In the hot lands of the Khaliphate of the Sphinx, even the rains were different from those walking through the lands of the empire. Changing winds drove the storm clouds wandering over the ocean to the shores. The local savages called this season “Mavsim”. He came once a year and lasted until the clouds got tired of their tears, turning into a barely noticeable haze in the sky. At this time, trade, pilgrimages, even wars stopped. A dense, heavy wall of rain made it impossible to see more than a few steps, and the roads turned into impassable swamps.

Even in these conditions, the Templars in the citadel of Tartus had something to rejoice at. The ubiquitous sand that clogged into every crevice receded under the weight of water and wind. Coolness and calm came. The troops of the Khaliphate did not attack during the Mavsim, the robbers hid in the mountains, and civilians did not leave their homes. Only heavy drops of rain drummed on the roofs of the citadel week after week.

The triumph of calm is the best moment for a secretive killer. The Assassin of the Khaliphate arrived in Tartus a few months before the start of the storm season. He pretended to be a traveling merchant, asking the locals about the city; then beggar on the wharf, eavesdropping on gossip; later as a monk, of the church of Emrys. The last role was the most convenient for the spy. Even too much. The cassock hid the figure and most of the face, the scarlet rope instead of a belt eliminated the need to talk to anyone, because it was a symbol of “silent brotherhood.” And of course access to the citadel. No one checked or searched the monks. Especially those who took a vow of silence. Only one tall monk in an old cassock often followed the assassin with his eyes. Some parts of the stronghold were closed to the monks, but the rest could be walked without barriers, studying the enemy.

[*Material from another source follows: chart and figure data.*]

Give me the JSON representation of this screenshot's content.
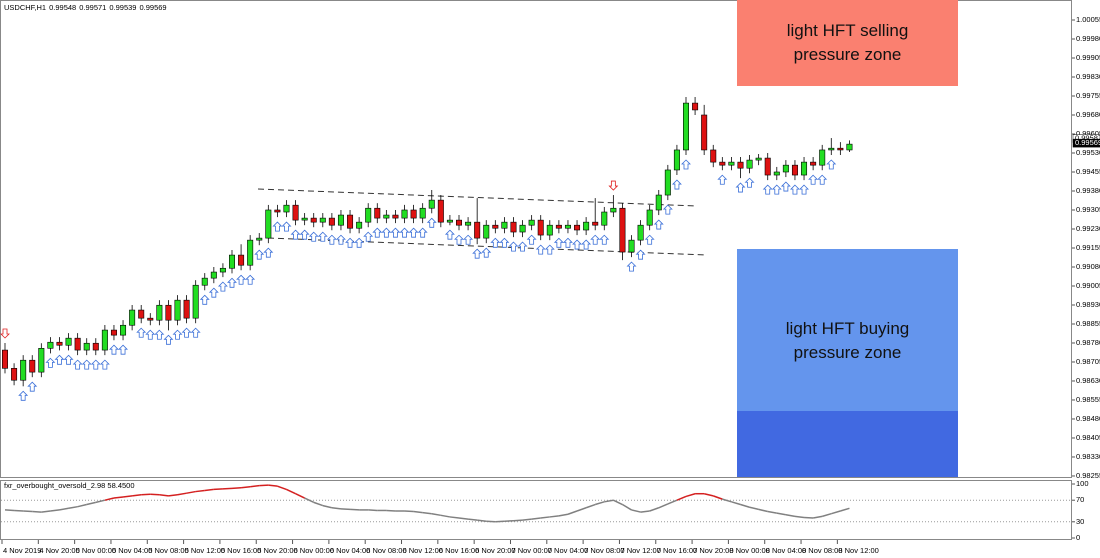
{
  "chart_data": [
    {
      "type": "candlestick",
      "title": "USDCHF,H1",
      "header_values": [
        0.99548,
        0.99571,
        0.99539,
        0.99569
      ],
      "categories": [
        "4 Nov 2019",
        null,
        null,
        null,
        "4 Nov 20:00",
        null,
        null,
        null,
        "5 Nov 00:00",
        null,
        null,
        null,
        "5 Nov 04:00",
        null,
        null,
        null,
        "5 Nov 08:00",
        null,
        null,
        null,
        "5 Nov 12:00",
        null,
        null,
        null,
        "5 Nov 16:00",
        null,
        null,
        null,
        "5 Nov 20:00",
        null,
        null,
        null,
        "6 Nov 00:00",
        null,
        null,
        null,
        "6 Nov 04:00",
        null,
        null,
        null,
        "6 Nov 08:00",
        null,
        null,
        null,
        "6 Nov 12:00",
        null,
        null,
        null,
        "6 Nov 16:00",
        null,
        null,
        null,
        "6 Nov 20:00",
        null,
        null,
        null,
        "7 Nov 00:00",
        null,
        null,
        null,
        "7 Nov 04:00",
        null,
        null,
        null,
        "7 Nov 08:00",
        null,
        null,
        null,
        "7 Nov 12:00",
        null,
        null,
        null,
        "7 Nov 16:00",
        null,
        null,
        null,
        "7 Nov 20:00",
        null,
        null,
        null,
        "8 Nov 00:00",
        null,
        null,
        null,
        "8 Nov 04:00",
        null,
        null,
        null,
        "8 Nov 08:00",
        null,
        null,
        null,
        "8 Nov 12:00",
        null
      ],
      "open": [
        0.98752,
        0.9868,
        0.98633,
        0.98712,
        0.98665,
        0.98759,
        0.98783,
        0.98771,
        0.98799,
        0.98752,
        0.98779,
        0.98752,
        0.98831,
        0.98811,
        0.9885,
        0.9891,
        0.98878,
        0.9887,
        0.98929,
        0.9887,
        0.98949,
        0.98878,
        0.99008,
        0.99036,
        0.9906,
        0.99075,
        0.99127,
        0.99087,
        0.99186,
        0.99194,
        0.99305,
        0.99297,
        0.99324,
        0.99265,
        0.99273,
        0.99257,
        0.99273,
        0.99245,
        0.99285,
        0.99233,
        0.99257,
        0.99312,
        0.99273,
        0.99285,
        0.99273,
        0.99305,
        0.99273,
        0.99312,
        0.99344,
        0.99257,
        0.99265,
        0.99245,
        0.99257,
        0.99194,
        0.99245,
        0.99233,
        0.99257,
        0.99218,
        0.99245,
        0.99265,
        0.99206,
        0.99245,
        0.99233,
        0.99245,
        0.99226,
        0.99257,
        0.99245,
        0.99297,
        0.99312,
        0.99139,
        0.99186,
        0.99245,
        0.99305,
        0.99364,
        0.99463,
        0.99542,
        0.99727,
        0.9968,
        0.99542,
        0.99494,
        0.99482,
        0.99494,
        0.9947,
        0.99502,
        0.9951,
        0.99443,
        0.99455,
        0.99482,
        0.99443,
        0.99494,
        0.99482,
        0.99542,
        0.99549,
        0.99542
      ],
      "high": [
        0.9878,
        0.987,
        0.98732,
        0.98732,
        0.98779,
        0.98803,
        0.98803,
        0.98819,
        0.98819,
        0.98799,
        0.98799,
        0.98851,
        0.98851,
        0.9887,
        0.9893,
        0.9893,
        0.98898,
        0.98949,
        0.98949,
        0.98969,
        0.98969,
        0.99028,
        0.99056,
        0.9908,
        0.99095,
        0.99147,
        0.9917,
        0.99206,
        0.99214,
        0.99325,
        0.99325,
        0.99344,
        0.99344,
        0.99293,
        0.99293,
        0.99293,
        0.99293,
        0.99305,
        0.99305,
        0.99277,
        0.99332,
        0.99332,
        0.99305,
        0.99305,
        0.99325,
        0.99325,
        0.99332,
        0.99384,
        0.99364,
        0.99285,
        0.99285,
        0.99277,
        0.99352,
        0.99265,
        0.99265,
        0.99277,
        0.99277,
        0.99265,
        0.99285,
        0.99285,
        0.99265,
        0.99265,
        0.99265,
        0.99265,
        0.99277,
        0.99352,
        0.99317,
        0.99364,
        0.99332,
        0.99206,
        0.99265,
        0.99325,
        0.99384,
        0.99483,
        0.99562,
        0.99751,
        0.99751,
        0.9972,
        0.99562,
        0.99514,
        0.99514,
        0.99514,
        0.99522,
        0.99526,
        0.9953,
        0.99475,
        0.99502,
        0.99502,
        0.99514,
        0.99514,
        0.99562,
        0.99589,
        0.99573,
        0.9958
      ],
      "low": [
        0.9866,
        0.98613,
        0.98609,
        0.98645,
        0.98645,
        0.98739,
        0.98751,
        0.98751,
        0.98732,
        0.98732,
        0.98732,
        0.98732,
        0.98791,
        0.98791,
        0.9883,
        0.98858,
        0.9885,
        0.9885,
        0.9883,
        0.9885,
        0.98858,
        0.98858,
        0.98988,
        0.99016,
        0.9904,
        0.99055,
        0.99067,
        0.99067,
        0.99166,
        0.99174,
        0.99277,
        0.99277,
        0.99245,
        0.99245,
        0.99237,
        0.99237,
        0.99225,
        0.99225,
        0.99213,
        0.99213,
        0.99237,
        0.99253,
        0.99253,
        0.99253,
        0.99253,
        0.99253,
        0.99253,
        0.99292,
        0.99237,
        0.99245,
        0.99225,
        0.99225,
        0.9917,
        0.99174,
        0.99213,
        0.99213,
        0.99198,
        0.99198,
        0.99225,
        0.99186,
        0.99186,
        0.99213,
        0.99213,
        0.99206,
        0.99206,
        0.99225,
        0.99225,
        0.99277,
        0.99107,
        0.99119,
        0.99166,
        0.99225,
        0.99285,
        0.99344,
        0.99443,
        0.99522,
        0.9968,
        0.99522,
        0.99474,
        0.99462,
        0.99462,
        0.99431,
        0.9945,
        0.99482,
        0.99423,
        0.99423,
        0.99435,
        0.99423,
        0.99423,
        0.99462,
        0.99462,
        0.99522,
        0.99522,
        0.99534
      ],
      "close": [
        0.9868,
        0.98633,
        0.98712,
        0.98665,
        0.98759,
        0.98783,
        0.98771,
        0.98799,
        0.98752,
        0.98779,
        0.98752,
        0.98831,
        0.98811,
        0.9885,
        0.9891,
        0.98878,
        0.9887,
        0.98929,
        0.9887,
        0.98949,
        0.98878,
        0.99008,
        0.99036,
        0.9906,
        0.99075,
        0.99127,
        0.99087,
        0.99186,
        0.99194,
        0.99305,
        0.99297,
        0.99324,
        0.99265,
        0.99273,
        0.99257,
        0.99273,
        0.99245,
        0.99285,
        0.99233,
        0.99257,
        0.99312,
        0.99273,
        0.99285,
        0.99273,
        0.99305,
        0.99273,
        0.99312,
        0.99344,
        0.99257,
        0.99265,
        0.99245,
        0.99257,
        0.99194,
        0.99245,
        0.99233,
        0.99257,
        0.99218,
        0.99245,
        0.99265,
        0.99206,
        0.99245,
        0.99233,
        0.99245,
        0.99226,
        0.99257,
        0.99245,
        0.99297,
        0.99312,
        0.99139,
        0.99186,
        0.99245,
        0.99305,
        0.99364,
        0.99463,
        0.99542,
        0.99727,
        0.997,
        0.99542,
        0.99494,
        0.99482,
        0.99494,
        0.9947,
        0.99502,
        0.9951,
        0.99443,
        0.99455,
        0.99482,
        0.99443,
        0.99494,
        0.99482,
        0.99542,
        0.99549,
        0.99542,
        0.99565
      ],
      "up_color": "#22dd22",
      "down_color": "#dd1111",
      "ylim": [
        0.98247,
        1.00134
      ],
      "yticks": [
        1.00055,
        {
          "value": 0.9998,
          "label": "0.99980"
        },
        0.99905,
        {
          "value": 0.9983,
          "label": "0.99830"
        },
        0.99755,
        {
          "value": 0.9968,
          "label": "0.99680"
        },
        0.99605,
        {
          "value": 0.9953,
          "label": "0.99530"
        },
        0.99455,
        {
          "value": 0.9938,
          "label": "0.99380"
        },
        0.99305,
        {
          "value": 0.9923,
          "label": "0.99230"
        },
        0.99155,
        {
          "value": 0.9908,
          "label": "0.99080"
        },
        0.99005,
        {
          "value": 0.9893,
          "label": "0.98930"
        },
        0.98855,
        {
          "value": 0.9878,
          "label": "0.98780"
        },
        0.98705,
        {
          "value": 0.9863,
          "label": "0.98630"
        },
        0.98555,
        {
          "value": 0.9848,
          "label": "0.98480"
        },
        0.98405,
        {
          "value": 0.9833,
          "label": "0.98330"
        },
        0.98255
      ],
      "price_markers": [
        0.99587,
        0.99569
      ],
      "buy_signals": [
        2,
        3,
        5,
        6,
        7,
        8,
        9,
        10,
        11,
        12,
        13,
        15,
        16,
        17,
        18,
        19,
        20,
        21,
        22,
        23,
        24,
        25,
        26,
        27,
        28,
        29,
        30,
        31,
        32,
        33,
        34,
        35,
        36,
        37,
        38,
        39,
        40,
        41,
        42,
        43,
        44,
        45,
        46,
        47,
        49,
        50,
        51,
        52,
        53,
        54,
        55,
        56,
        57,
        58,
        59,
        60,
        61,
        62,
        63,
        64,
        65,
        66,
        69,
        70,
        71,
        72,
        73,
        74,
        75,
        79,
        81,
        82,
        84,
        85,
        86,
        87,
        88,
        89,
        90,
        91
      ],
      "sell_signals": [
        0,
        67
      ],
      "buy_color": "#3a6fd8",
      "sell_color": "#e02020",
      "zones": [
        "light HFT selling pressure zone",
        "light HFT buying pressure zone"
      ]
    },
    {
      "type": "line",
      "title": "fxr_overbought_oversold_2.98 58.4500",
      "values": [
        52,
        51,
        50,
        49,
        48,
        50,
        52,
        55,
        58,
        62,
        66,
        70,
        74,
        76,
        78,
        80,
        81,
        80,
        78,
        80,
        83,
        86,
        88,
        90,
        91,
        92,
        93,
        95,
        97,
        98,
        96,
        90,
        82,
        74,
        66,
        60,
        56,
        54,
        53,
        52,
        52,
        51,
        51,
        50,
        50,
        49,
        47,
        45,
        42,
        39,
        37,
        35,
        33,
        31,
        30,
        31,
        32,
        33,
        35,
        37,
        39,
        41,
        44,
        50,
        56,
        62,
        67,
        70,
        62,
        52,
        48,
        50,
        56,
        63,
        70,
        77,
        82,
        82,
        78,
        72,
        67,
        62,
        57,
        53,
        49,
        46,
        43,
        40,
        38,
        37,
        40,
        45,
        50,
        55
      ],
      "color": "#808080",
      "highlight_color": "#d42020",
      "levels": [
        70,
        30
      ],
      "ylim": [
        0,
        100
      ],
      "yticks": [
        100,
        70,
        30,
        0
      ]
    }
  ]
}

When the rains began, most of the guards were removed. The guards from the city streets disappeared, the Templars at the gates of the citadel resembled sleepy flies. They did not even look in the direction of the monk hurrying about his business. The monk brought death. A poisoned dagger hidden in a sleeve. Hands are folded as if in prayer, so that a blow can be made at any second.

Near Master Baldwin’s bedchamber his path was suddenly blocked by another monk. The one whose eyes often followed the assassin in the citadel.
– Where are you going, my brother?
The spy got nervous. He bowed, opened his hands, discreetly hiding the dagger deeper into his sleeve, and carefully pointed to the scarlet rope with which he was girdled.

– Oh, you took a vow of silence. But here’s the problem. – Half-hidden by the hood of his cassock, his face was distorted into a sinister smirk. – There is no “silent brotherhood”. I invented it myself to lure out spies. The temptation to take advantage of such a role is too great.

Realizing that he had been exposed, the assassin drew his dagger, but the sword of the Templar disguised as a monk was faster. A second later, the assassin was lying on the ground, dropping his dagger, and grasping the deep wound with both hands. The Templar bent over the defeated assassin.
– You were a monk for such a short time, but you did Emrys a great service! The tricks I’ve learned from watching you will serve the cause of the Order well.